Although rural hospitals see far fewer patients than their urban counterparts, those covered by Medicare and treated in ERs in either type of region had about a 4% risk for death after suffering an emergency health condition, such as a heart attack or stroke, the data showed.
However, about 6% of patients treated in rural ERs were transferred to other hospitals, compared to 2% of those who initially receive care in urban facilities, according to the researchers.
“Our results should be reassuring to rural communities, rural clinicians and rural health policymakers [because], as a whole, it appears rural emergency departments function well in the care of patients,” study co-author Dr.
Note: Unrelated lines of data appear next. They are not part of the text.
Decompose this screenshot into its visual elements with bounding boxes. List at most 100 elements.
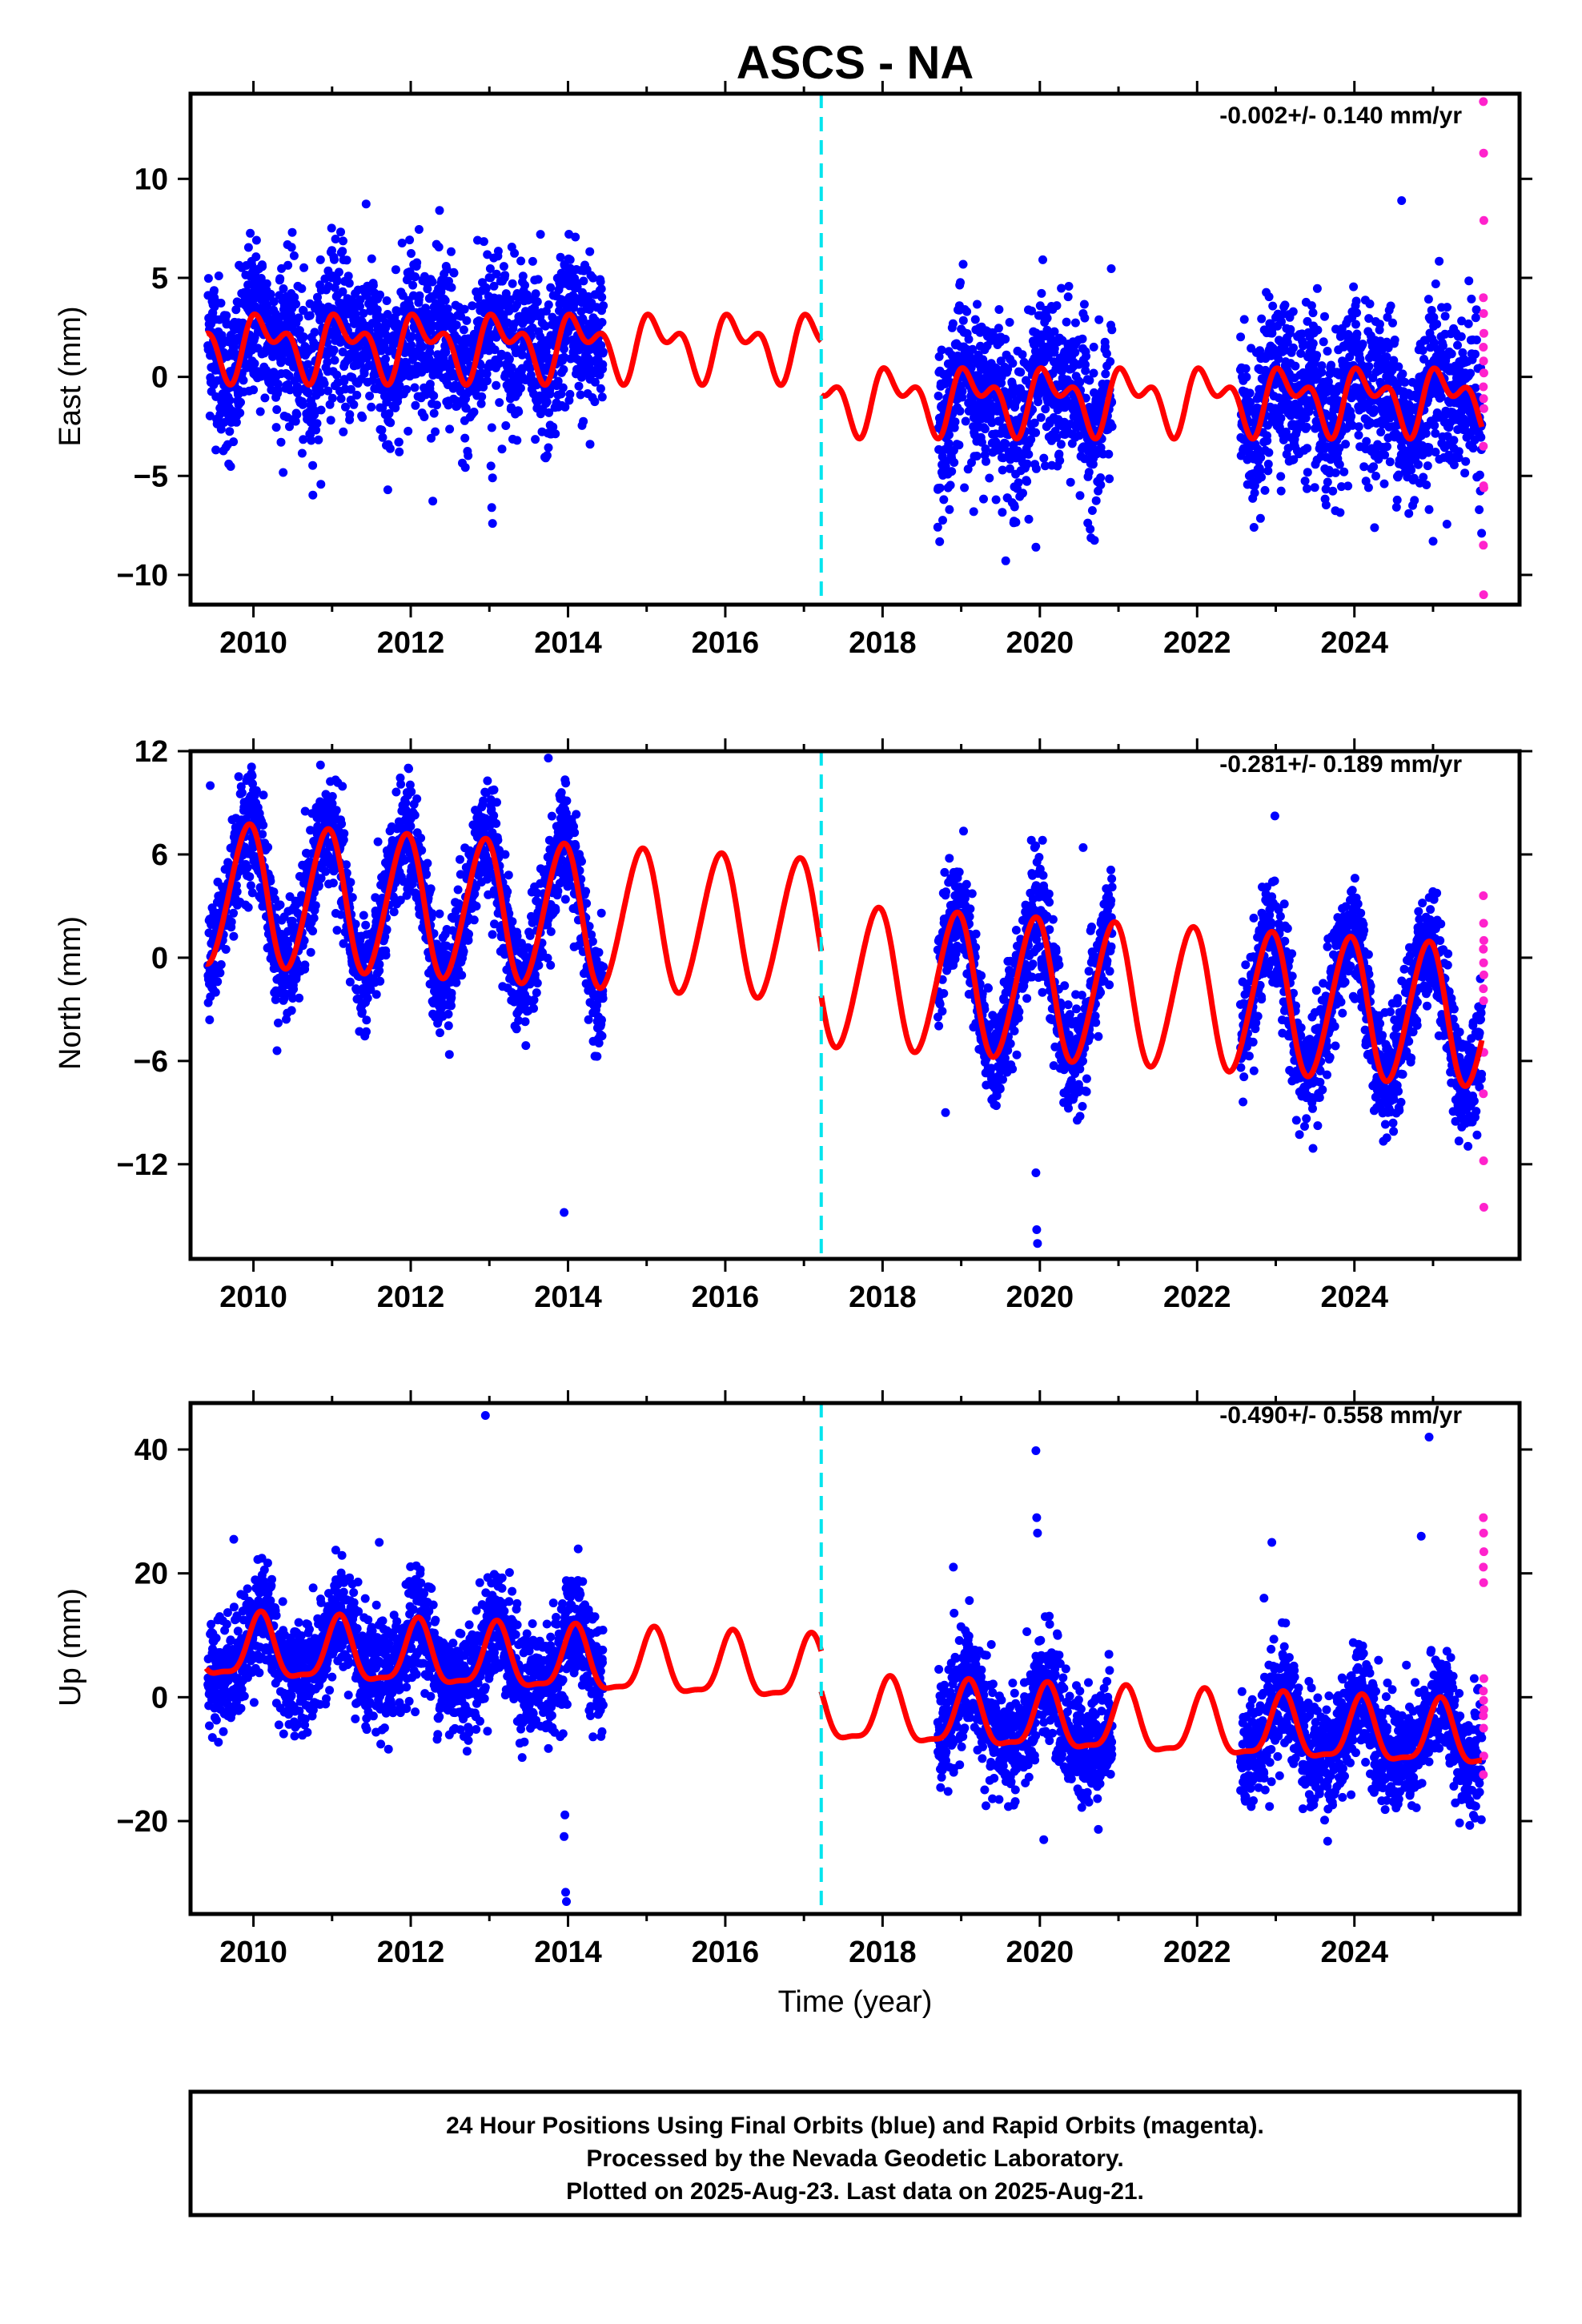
final-position-point bbox=[1382, 352, 1391, 361]
final-position-point bbox=[444, 1009, 453, 1019]
final-position-point bbox=[1337, 482, 1346, 492]
final-position-point bbox=[1039, 453, 1049, 463]
final-position-point bbox=[1310, 483, 1319, 493]
north-points bbox=[203, 754, 1488, 1248]
final-position-point bbox=[482, 369, 492, 379]
final-position-point bbox=[216, 299, 226, 308]
final-position-point bbox=[258, 830, 267, 839]
final-position-point bbox=[1066, 477, 1075, 487]
final-position-point bbox=[315, 760, 325, 770]
final-position-point bbox=[283, 939, 292, 949]
final-position-point bbox=[596, 277, 605, 287]
final-position-point bbox=[299, 332, 308, 342]
final-position-point bbox=[245, 872, 255, 882]
final-position-point bbox=[1104, 449, 1114, 459]
final-position-point bbox=[349, 400, 359, 409]
final-position-point bbox=[497, 444, 507, 454]
final-position-point bbox=[1001, 439, 1010, 448]
final-position-point bbox=[598, 348, 608, 357]
final-position-point bbox=[418, 342, 428, 352]
final-position-point bbox=[246, 881, 255, 891]
final-position-point bbox=[1089, 342, 1098, 352]
final-position-point bbox=[1079, 300, 1089, 309]
final-position-point bbox=[1096, 473, 1106, 482]
final-position-point bbox=[597, 318, 607, 327]
final-position-point bbox=[1081, 366, 1090, 376]
final-position-point bbox=[287, 1006, 296, 1015]
final-position-point bbox=[1276, 413, 1286, 423]
final-position-point bbox=[417, 846, 427, 855]
final-position-point bbox=[1089, 368, 1098, 378]
final-position-point bbox=[1407, 465, 1416, 475]
final-position-point bbox=[1024, 449, 1034, 459]
final-position-point bbox=[1008, 382, 1018, 391]
final-position-point bbox=[383, 485, 392, 495]
final-position-point bbox=[1303, 484, 1311, 493]
final-position-point bbox=[269, 297, 279, 307]
final-position-point bbox=[402, 384, 412, 394]
final-position-point bbox=[1388, 318, 1397, 328]
final-position-point bbox=[231, 305, 241, 315]
final-position-point bbox=[954, 440, 964, 450]
final-position-point bbox=[1260, 485, 1270, 495]
final-position-point bbox=[395, 381, 404, 391]
final-position-point bbox=[935, 483, 945, 493]
final-position-point bbox=[469, 408, 479, 416]
final-position-point bbox=[1296, 348, 1306, 358]
final-position-point bbox=[427, 433, 436, 443]
final-position-point bbox=[1062, 317, 1071, 327]
final-position-point bbox=[1386, 301, 1395, 311]
final-position-point bbox=[964, 335, 974, 344]
final-position-point bbox=[1001, 335, 1010, 344]
final-position-point bbox=[972, 452, 982, 460]
final-position-point bbox=[1241, 364, 1251, 373]
final-position-point bbox=[234, 772, 243, 782]
final-position-point bbox=[1424, 505, 1434, 514]
final-position-point bbox=[248, 779, 257, 789]
final-position-point bbox=[934, 392, 943, 400]
final-position-point bbox=[274, 1018, 283, 1027]
final-position-point bbox=[311, 901, 320, 911]
final-position-point bbox=[303, 360, 312, 369]
final-position-point bbox=[1080, 454, 1090, 464]
final-position-point bbox=[404, 764, 413, 774]
final-position-point bbox=[1250, 489, 1259, 497]
final-position-point bbox=[375, 976, 385, 986]
final-position-point bbox=[259, 820, 268, 830]
final-position-point bbox=[1397, 196, 1407, 205]
final-position-point bbox=[1031, 428, 1041, 437]
final-position-point bbox=[1242, 372, 1251, 382]
final-position-point bbox=[551, 429, 560, 439]
final-position-point bbox=[1075, 377, 1085, 387]
final-position-point bbox=[262, 279, 271, 288]
final-position-point bbox=[1321, 485, 1331, 494]
final-position-point bbox=[1308, 339, 1318, 348]
final-position-point bbox=[1026, 435, 1036, 444]
final-position-point bbox=[410, 810, 420, 820]
final-position-point bbox=[1003, 364, 1013, 374]
y-tick-label: 0 bbox=[151, 361, 168, 395]
final-position-point bbox=[473, 235, 482, 245]
final-position-point bbox=[231, 417, 241, 427]
final-position-point bbox=[1454, 453, 1464, 463]
final-position-point bbox=[342, 860, 351, 870]
final-position-point bbox=[1363, 483, 1373, 493]
final-position-point bbox=[432, 400, 441, 410]
final-position-point bbox=[545, 389, 555, 399]
final-position-point bbox=[345, 410, 355, 420]
final-position-point bbox=[1092, 416, 1101, 426]
final-position-point bbox=[1380, 450, 1390, 460]
final-position-point bbox=[1449, 436, 1459, 445]
final-position-point bbox=[510, 248, 520, 258]
final-position-point bbox=[1321, 501, 1331, 510]
final-position-point bbox=[945, 430, 954, 440]
final-position-point bbox=[250, 359, 259, 368]
final-position-point bbox=[339, 835, 348, 845]
x-tick-label: 2022 bbox=[1163, 626, 1231, 660]
final-position-point bbox=[1460, 468, 1470, 478]
final-position-point bbox=[367, 402, 376, 412]
final-position-point bbox=[1461, 456, 1471, 466]
final-position-point bbox=[1243, 455, 1252, 464]
final-position-point bbox=[355, 301, 364, 311]
final-position-point bbox=[1245, 388, 1255, 398]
Margaret Greenwood-Ericksen told UPI in an email.
“We initially expected to see a more significant difference in mortality, [but] the findings indicate that [emergency departments] are doing well for the patients they serve,” said Greenwood-Ericksen, an assistant professor of emergency medicine at the University of New Mexico in Albuquerque.
An analysis published in 2020 by the journal Health Affairs found that death rates are higher in rural regions of the United States than in more urban areas due at least partially to limited access to quality healthcare in less populated parts of the country.
With primary care and specialty clinics often a farther away, hospitals and emergency rooms “are … critical points of access for care for rural communities,” according to Greenwood-Ericksen.
However, rural facilities “are frequently not resourced like peer institutions in metropolitan areas,” she said.
Since 2010, more than 100 rural hospitals in the United States have closed, and nearly 200 have been shuttered since 2005, a report from the Sheps Center for Health Services Research at the University of North Carolina-Chapel Hill found.
In 2020 alone, during the height of the COVID-19 pandemic, nearly 20 rural hospitals closed or stopped providing inpatient care, according to the Sheps center.
As a result, millions of people in the United States have or are at risk losing valuable healthcare access within their home communities — care that can save lives, Greenwood-Ericksen said.
For this study, Greenwood-Ericksen and her colleagues analyzed more than 470,000 patient outcomes from Medicare beneficiaries treated at rural and urban emergency rooms between 2011 and 2015.
Although mortality rates were similar for patients with life-threatening illnesses, such as heart attack or stroke, treated at rural and urbans ERs, rates were higher at rural ERs for conditions more related to symptoms such as chest pain and vomiting.
Patients treated at rural ERs for chest pain, for example, were 54% more likely to die within 30 days than those cared for at urban facilities.
Similarly, those who arrived at a rural ER with nausea and vomiting or abdominal pain were about 70% more likely to die within 30 days than those treated at urban hospitals
In addition, about 25% of patients treated in rural ERs were eventually admitted to the hospital compared with nearly 40% of patients at urban ERs, the researchers said.
The similarities in patient outcomes between rural and urban ERs highlight the importance of access to critical care for treating life-threatening conditions, particularly as many of these facilities are at risk losing funding and resources, according to the researchers.
“As [these facilities] provide lifesaving services to their communities, their closure may result in a rise in rural patient mortality,” Greenwood-Ericksen said.